Now there are several results here. But I would suggest that the only really important one is proposition
20. The others can all be encapsulated by this proposition:
24. When g ≤ 0, the capital-to-income ratio function βs,g(n) is either undefined for all values of n other
than 0, or fails to converge as n goes from zero to infinity.
I think we are finally in a position to state Piketty’s Second Fundamental law of Capitalism in a clear and
precise form. We can put it like this:
Piketty’s Second Fundamental law of Capitalism:
For any capital-to-income function βs,g(n) with g > 0, 𝐥𝐢𝐦 𝛃𝐬,𝐠 (𝐧) = 𝐬⁄𝐠.
𝐧→∞
When Piketty introduces this law in the text of Capital in the Twenty-First Century, he abbreviates it in
the form β = s/g for the benefit of the general reader. But he then follows up that introductory
statement with several pages of explanatory text and warnings to the reader that make it clear that that
his intent is only to describe the value toward which β would converge in the long run, if s and g remain
relatively constant. Unfortunately, the abbreviated statement of the law has thrown many people off.
Economists are in the habit of using equilibrium methods to turn long-term asymptotic limits of
processes that evolve over time into unchanging constraints on some idealized steady-state equilibrium.
So rather than use the inherently dynamic accounts of wealth, income and the capital-to-income ratio
that are partially explained above, and that Piketty uses to study the dynamical evolution of the
structure of economic inequality as it evolves over time, some commentators have instead gone right to
a steady-state model in which β is set constantly equal to s/g, and from which they then fallaciously
deduce immediate (and absurd) changes in β from the fluctuations in s and g. This is quite far from
Piketty’s intent and misrepresents his framework.
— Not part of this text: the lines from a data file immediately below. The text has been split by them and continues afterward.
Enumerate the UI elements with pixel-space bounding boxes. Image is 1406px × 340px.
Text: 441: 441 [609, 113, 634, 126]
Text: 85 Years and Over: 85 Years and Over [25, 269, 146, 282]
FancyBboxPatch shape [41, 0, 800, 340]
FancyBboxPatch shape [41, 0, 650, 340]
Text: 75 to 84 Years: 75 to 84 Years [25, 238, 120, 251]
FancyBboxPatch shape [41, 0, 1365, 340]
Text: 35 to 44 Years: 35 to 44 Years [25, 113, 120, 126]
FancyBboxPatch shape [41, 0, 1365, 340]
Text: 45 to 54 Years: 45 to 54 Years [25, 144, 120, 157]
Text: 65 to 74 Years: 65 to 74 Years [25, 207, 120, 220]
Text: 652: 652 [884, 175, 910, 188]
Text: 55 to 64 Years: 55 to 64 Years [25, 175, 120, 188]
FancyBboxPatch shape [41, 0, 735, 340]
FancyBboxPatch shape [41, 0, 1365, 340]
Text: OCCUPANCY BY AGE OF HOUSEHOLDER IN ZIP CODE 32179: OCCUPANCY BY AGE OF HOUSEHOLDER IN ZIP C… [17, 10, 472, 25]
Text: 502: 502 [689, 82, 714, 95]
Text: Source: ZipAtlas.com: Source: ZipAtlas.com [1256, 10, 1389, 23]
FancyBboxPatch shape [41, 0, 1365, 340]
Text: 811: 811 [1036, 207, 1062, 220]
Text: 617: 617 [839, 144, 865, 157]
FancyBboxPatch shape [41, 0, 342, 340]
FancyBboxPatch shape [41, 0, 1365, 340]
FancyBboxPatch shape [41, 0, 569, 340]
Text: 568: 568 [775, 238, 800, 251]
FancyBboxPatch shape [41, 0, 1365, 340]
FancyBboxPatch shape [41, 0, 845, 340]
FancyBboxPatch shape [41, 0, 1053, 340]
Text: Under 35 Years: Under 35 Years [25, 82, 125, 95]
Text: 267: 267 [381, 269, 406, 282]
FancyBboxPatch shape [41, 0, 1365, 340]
Since part of the point of the Second Fundamental law and its surrounding framework is to analyze what
happens as the capital-to-income ratio increases over time, not what happens in the less usual
conditions when it is stable, the focus on steady-state conditions seems to me misguided. For example,
if a society begins in 2014 with a capital-to-income ratio of 4, a savings rate of 10% and a growth rate of
1.5%, then even if the savings rate and growth rate remained constant indefinitely, it would take a very
long time for β to get near its limiting value of s/g = 6.7. Specifically, β would not get to within 10% of s/g
until the year 2115; it would not get to within 5% of s/g until the year 2159; and it would not get to
within 1% of s/g until the year 2159. The distance between the present value of β and the present value
of s/g is a measure of the present strength of the “force” pushing the capital-to-income ratio higher.
Since some of the forces generating inequality depend on the rapidity with which β is increasing, it is the
strength of this force and the direction in which β is moving that are important. Piketty’s Fundamental
Law should not be interpreted as the statement that β is approximately equal to s/g. Under ordinary
conditions β can be quite far from s/g. That’s part of the point.